The first thing a census typically asks is population size. We know there are new records arriving each month with 95.7mil to date. And they do so at variable rates. But when the data is visualized, a rough yearly pattern emerges into view. (Data were collected on Mar 25, 2018; results are partial for this month.)
Each year brings with it a significant spike, an influx of new entrants, perhaps reflecting an increase in submissions at the end of the previous year. After January, volume drops down dramatically and gradually rises once more over the course of the year. We see smaller spikes at the March, June, and September mark. (Since this was a brief exercise, I did not dive into any formal research conducted on the nature of publishing cycles.)
The next question is a look at how the population is broken up into different demographics. For this, I analyzed four key sub-populations of ORCID, funding information, license, abstract metadata.
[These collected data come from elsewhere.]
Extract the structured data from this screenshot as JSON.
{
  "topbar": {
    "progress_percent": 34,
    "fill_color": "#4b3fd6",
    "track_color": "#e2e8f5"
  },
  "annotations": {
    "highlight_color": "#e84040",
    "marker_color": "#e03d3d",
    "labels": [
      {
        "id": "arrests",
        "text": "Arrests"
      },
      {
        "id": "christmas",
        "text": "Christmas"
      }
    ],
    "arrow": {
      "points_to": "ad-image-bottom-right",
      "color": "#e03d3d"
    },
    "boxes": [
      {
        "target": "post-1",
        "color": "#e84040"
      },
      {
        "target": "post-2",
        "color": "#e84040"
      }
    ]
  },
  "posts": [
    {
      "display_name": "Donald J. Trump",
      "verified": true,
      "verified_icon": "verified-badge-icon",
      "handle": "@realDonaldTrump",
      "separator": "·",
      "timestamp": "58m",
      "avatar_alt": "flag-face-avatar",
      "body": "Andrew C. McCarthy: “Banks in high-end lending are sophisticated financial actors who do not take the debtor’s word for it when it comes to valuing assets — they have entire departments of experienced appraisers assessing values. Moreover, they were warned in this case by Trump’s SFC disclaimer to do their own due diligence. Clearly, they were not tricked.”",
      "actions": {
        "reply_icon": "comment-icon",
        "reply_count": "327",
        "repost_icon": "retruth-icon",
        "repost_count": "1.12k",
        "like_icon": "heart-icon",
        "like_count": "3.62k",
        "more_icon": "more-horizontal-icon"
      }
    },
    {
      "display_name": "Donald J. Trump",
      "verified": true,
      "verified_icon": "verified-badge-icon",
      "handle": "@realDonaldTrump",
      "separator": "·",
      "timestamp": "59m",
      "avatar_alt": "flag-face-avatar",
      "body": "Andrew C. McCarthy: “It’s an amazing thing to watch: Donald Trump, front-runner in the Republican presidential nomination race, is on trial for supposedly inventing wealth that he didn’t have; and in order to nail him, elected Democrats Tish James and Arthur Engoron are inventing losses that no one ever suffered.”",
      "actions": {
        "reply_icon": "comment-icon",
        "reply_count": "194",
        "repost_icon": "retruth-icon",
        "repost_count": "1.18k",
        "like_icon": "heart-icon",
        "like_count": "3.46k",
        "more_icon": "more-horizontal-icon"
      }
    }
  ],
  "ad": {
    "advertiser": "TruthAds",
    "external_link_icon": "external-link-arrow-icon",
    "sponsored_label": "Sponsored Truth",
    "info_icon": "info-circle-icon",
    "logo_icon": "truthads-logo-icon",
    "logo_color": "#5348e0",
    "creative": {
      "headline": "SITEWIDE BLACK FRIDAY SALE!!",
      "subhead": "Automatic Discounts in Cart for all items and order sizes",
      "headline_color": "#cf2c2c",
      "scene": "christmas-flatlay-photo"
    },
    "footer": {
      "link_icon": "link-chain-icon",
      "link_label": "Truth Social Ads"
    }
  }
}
The following graph shows the percentage of new parties (i.e., works registered at Crossref containing these metadata) across four specific segments.
I ran Karthik Ram’s script which employed rOpenSci’s r client for the Crossref REST API. Data are based on publication date rather than deposit date and represent all updates to the metadata record for the baseline view.
The census graph shows extensive empty space on the top half, indicating there is ample room for continual growth in these communities. The ORCID population is expanding the fastest, followed by license and funding. Abstracts are a minority group and quite visibly needs a population boost here in Crossref-land.
This view does not capture the percentages across content types nor does it take into account the differential rate of growth between content types (e.g., journal article, book, report, conference proceeding, dissertation, dataset, component, posted content, peer review) as the Crossref corpus has grown. While ORCID, funding, and license information are available for all full content types (viz., excludes components), this matters for abstracts. Abstracts are part of the metadata schema of all relevant content types. This excludes those which do not apply: dataset, component, and peer reviews. All things considered though, the relative impact on the total percentage of metadata deposited (or not deposited) is miniscule given the small sums for these works.
Calling the real demographers & cartographers
This mini-pseudo-lustrum was the result of a few hours of play. The graphs have raised more questions than answers. We welcome more serious and earnest efforts to dive into the metadata and conduct a more detailed, reliable investigation on the size, distribution and composition of the population through our REST API. Next month, we will roll out reports on metadata coverage based on individual members.
This “play” census came out of a session with Karthik Ram, one of the founders of rOpenSci, as we talked about struggle to build better tools for researchers. (rOpenSci is an exciting and influential non-profit that builds open source software for research with a community of users and developers and educates scientists about transparent research practices.) With each round of cocktails, it became clear that a critical subset of the issues boiled down to the problem of limited information about research publications. Why, that is what Crossref does! Indeed. Publishers register their content with Crossref and provide the metadata about the works they publish.
Over the past few years, we have been working with our members to broaden the coverage of the metadata as well as improve their metadata quality. This issue is not exclusive to Crossref - Metadata 2020 rallies stakeholders across the research enterprise to push for change together.
To represent the full breadth and depth of the scholarly communications enterprise, Crossref aims to capture the richness of what our members publish through the content they register. So publishers, powerfully represent your services and make sure your metadata is complete and correct for discovery systems, indexing platforms, research evaluation systems, analytics tools, and the great number of Crossref metadata consumers far and wide.